Cisco claims it's had many of the capabilities Nortel and Microsoft brag of, such as integration with the Microsoft Exchange server, for years. So does Avaya. Yet Nortel claims it will offer tighter integration with Microsoft Office and other applications. And these are just the first products to come out of the partnership.
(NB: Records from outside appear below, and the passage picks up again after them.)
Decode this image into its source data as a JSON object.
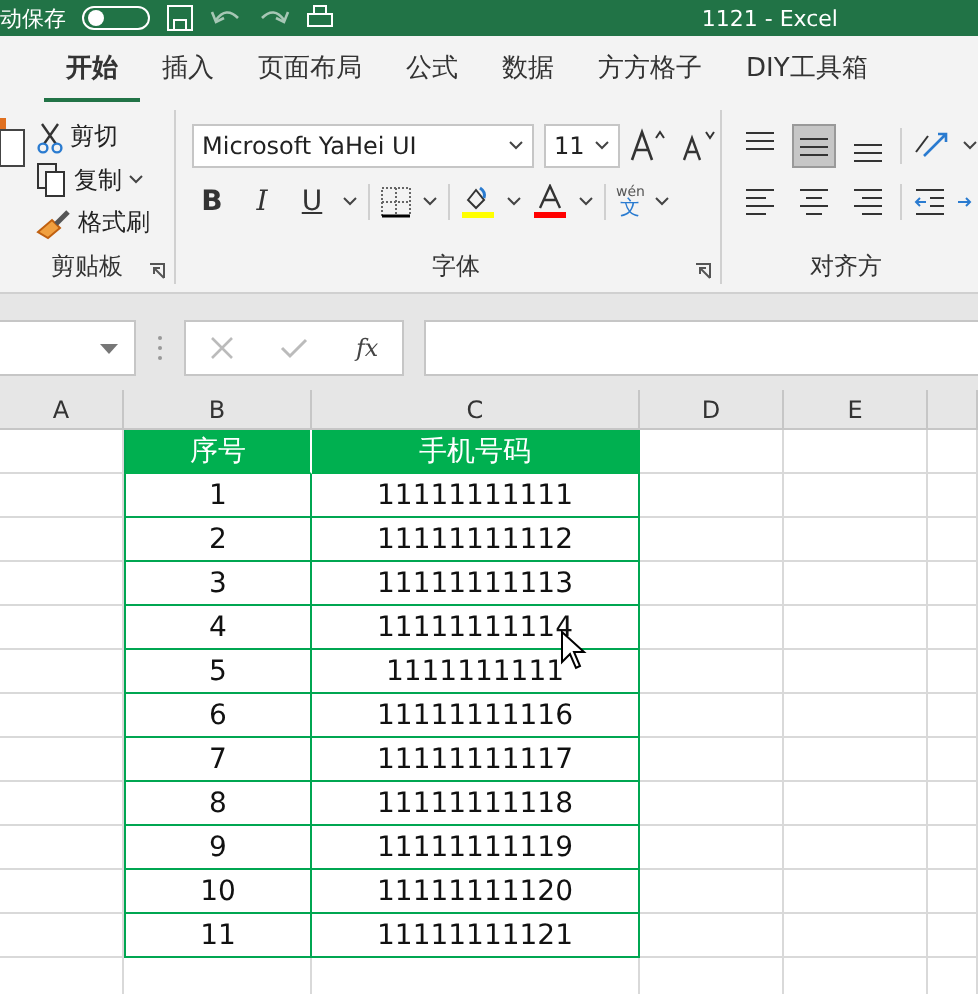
{
  "title_bar": {
    "autosave": {
      "label": "动保存",
      "on": false
    },
    "title": "1121 - Excel"
  },
  "tabs": [
    {
      "label": "开始",
      "selected": true
    },
    {
      "label": "插入",
      "selected": false
    },
    {
      "label": "页面布局",
      "selected": false
    },
    {
      "label": "公式",
      "selected": false
    },
    {
      "label": "数据",
      "selected": false
    },
    {
      "label": "方方格子",
      "selected": false
    },
    {
      "label": "DIY工具箱",
      "selected": false
    }
  ],
  "clipboard": {
    "items": [
      {
        "label": "剪切",
        "kind": "cut",
        "dropdown": false
      },
      {
        "label": "复制",
        "kind": "copy",
        "dropdown": true
      },
      {
        "label": "格式刷",
        "kind": "brush",
        "dropdown": false
      }
    ],
    "group_label": "剪贴板"
  },
  "font": {
    "name": "Microsoft YaHei UI",
    "size": "11",
    "format_buttons": [
      {
        "label": "B",
        "kind": "bold",
        "dropdown": false
      },
      {
        "label": "I",
        "kind": "italic",
        "dropdown": false
      },
      {
        "label": "U",
        "kind": "underline",
        "dropdown": true
      }
    ],
    "phonetic": {
      "top": "wén",
      "bottom": "文"
    },
    "group_label": "字体"
  },
  "alignment": {
    "top_row": [
      {
        "kind": "top",
        "selected": false
      },
      {
        "kind": "middle",
        "selected": true
      },
      {
        "kind": "bottom",
        "selected": false
      }
    ],
    "bottom_row": [
      {
        "kind": "left",
        "selected": false
      },
      {
        "kind": "center",
        "selected": false
      },
      {
        "kind": "right",
        "selected": false
      }
    ],
    "group_label": "对齐方"
  },
  "formula_bar": {
    "fx": "fx"
  },
  "sheet": {
    "columns": [
      "A",
      "B",
      "C",
      "D",
      "E"
    ],
    "rows": [
      [
        null,
        "序号",
        "手机号码",
        null,
        null
      ],
      [
        null,
        "1",
        "11111111111",
        null,
        null
      ],
      [
        null,
        "2",
        "11111111112",
        null,
        null
      ],
      [
        null,
        "3",
        "11111111113",
        null,
        null
      ],
      [
        null,
        "4",
        "11111111114",
        null,
        null
      ],
      [
        null,
        "5",
        "1111111111",
        null,
        null
      ],
      [
        null,
        "6",
        "11111111116",
        null,
        null
      ],
      [
        null,
        "7",
        "11111111117",
        null,
        null
      ],
      [
        null,
        "8",
        "11111111118",
        null,
        null
      ],
      [
        null,
        "9",
        "11111111119",
        null,
        null
      ],
      [
        null,
        "10",
        "11111111120",
        null,
        null
      ],
      [
        null,
        "11",
        "11111111121",
        null,
        null
      ]
    ]
  }
}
The Microsoft-Nortel partnership, and others like it, will likely spawn a barrage of new products in the field. Already, Cisco plans to unveil some unified communications products, on which it's staying mum, this quarter, says Barry O'Sullivan, vice-president for IP communications at Cisco.
Microsoft Covers All Bases
The battle for unified communication could also result in substantial price drops for related gear and software. While prices could fall only some 2% this year, in 2008 they could dip 8%, figures Susan Eustis, president of WinterGreen Research. On the plus side, the lower prices could help make the capability more attractive to additional corporate buyers—and expand the market. Today, only some 5% of corporate phones are capable of unified communication, according to consultancy Dell'Oro Group. And the market has been slow to take off: "Everyone is interested in unified communications, but demand is not there; companies are still trying to figure out their return on investment," says Alan Weckel, an analyst with Dell'Oro.
One sure winner? Microsoft, which has formed partnerships with nearly every player in this market (see BusinessWeek.com, 07/19/06, "Microsoft Tries to Find Its Voice"). While the Redmond (Wash.) giant appears to be tight with Nortel, it's also a partner of Cisco's, for instance. "We've gotten a joint roadmap with Microsoft, we meet once a month," says O'Sullivan. What remains to be seen: whether that will be enough for Cisco to stay ahead.